Jeff bought the Washington Post at just around its book value ($256 million)The book value is literally what the Washington Post’s financial books say they own. It’s the perceived value of their assets. Paying that price means that he believes those assets aren’t necessarily going down in value. Does Jeff Bezos see something that perhaps the rest of us are missing?

Warren Buffett, famed investor and long time holder of Washington Post (WPO) stock, has claimed Jeff Bezos is the “best CEO in the United States“. And let us be clear: it is not Amazon that purchased Washington Post, but Jeff Bezos himself. Although, $250 million is pocket change to the 19th richest man in the world..

So what’s the plan? Does Bezos have something up his sleeve?

Let us speculate:

1) Maybe he’s just being Jeff Bezos: This isn’t a very uncharacteristic move of his. Bezos is known for his rather risky personal investments. He’s invested in startups like Airbnb, Uber, Behance and Everfi. He’s also founded Blue Origin, a private aerospace company with the goal of lowering the cost of spaceflight.
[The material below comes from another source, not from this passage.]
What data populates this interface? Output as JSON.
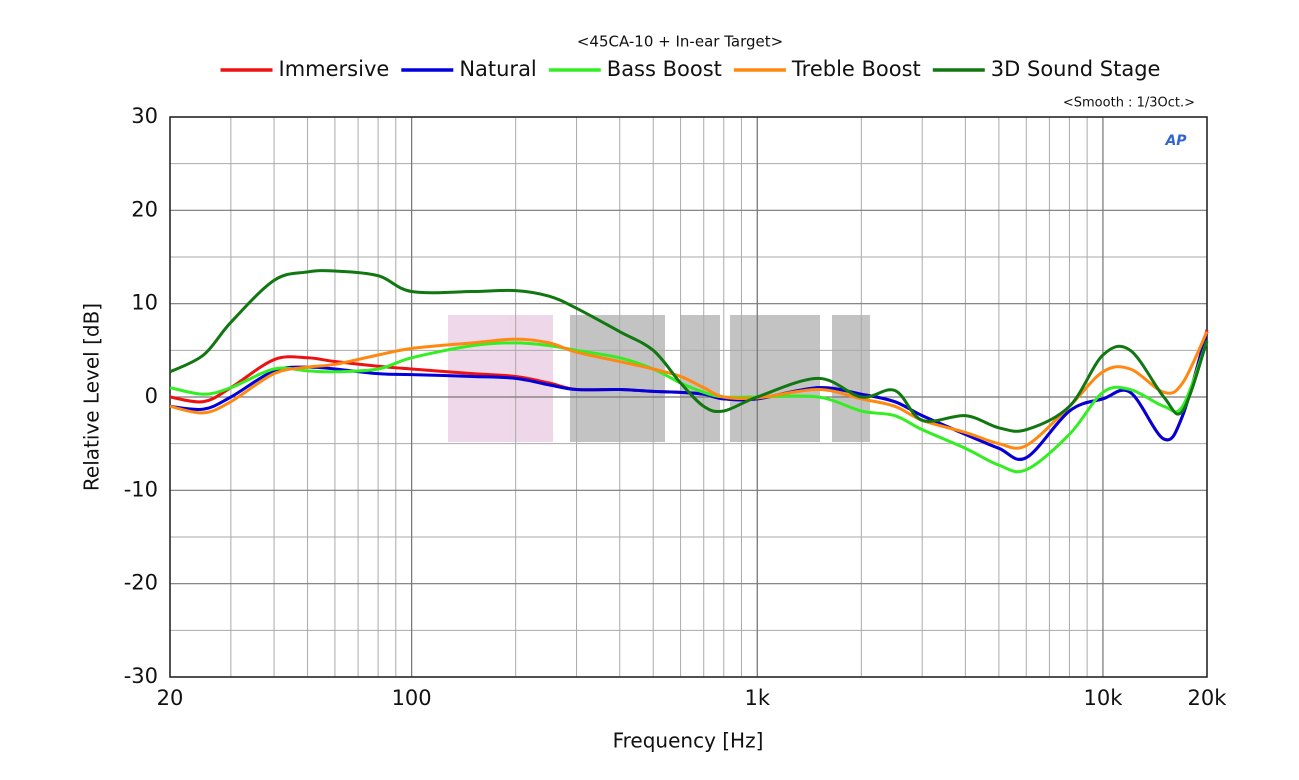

2) Maybe he’s a believer in Warren Buffett’s theory on newspapers. In Warren Buffet’s 2012 Letter to Berkshire Hathaway shareholders, he talks a lot about his investments in local, small-town USA newspapers. He believes that the print newspaper will live on as a means for local news. The Washington Post not only serves a wide audience nationally, but also owns several smaller newspapers throughout the country. There’s also the idea of the abundance of news reporting the internet has spawned. On Twitter and Facebook, everyone’s a journalist. But with that quantity comes a decrease in quality. Perhaps Buffett and Bezos envision a newspaper renaissance, where quality reporting becomes important again. There’s an undertone of those thoughts in Bezos’ letter to Washington Post employees.

3) Maybe he saw an opportunity to snag a huge content creating machine. The Washington Post has been around since 1877, and therefore has a massive archive of content. Their still running strong, churning out tons of content in both print and web-based form. These days, content is king. Everyone, including Amazon, is fighting for the rights to media content. The Washington Post has a lot of that, and for a relatively cheap price tag.

4) Maybe he just wants to see what happens: As we’ve already covered, Jeff Bezos is very rich. He’s also very patient. Amazon has spent many years working at a loss in order to build an infrastructure where they can lead the world in selling things. It’s not so easy to set up distribution channels where you can ship items in 1 day to anyone…anywhere. But Jeff had the patience to set that up. Perhaps he doesn’t have a plan yet. But clearly, the world is changing in how it consumes its media content. Perhaps during this shift, a plan of what to do with the Washington Post will forge itself. If and when that happens, the 19th richest man in the world just might move even further up the list.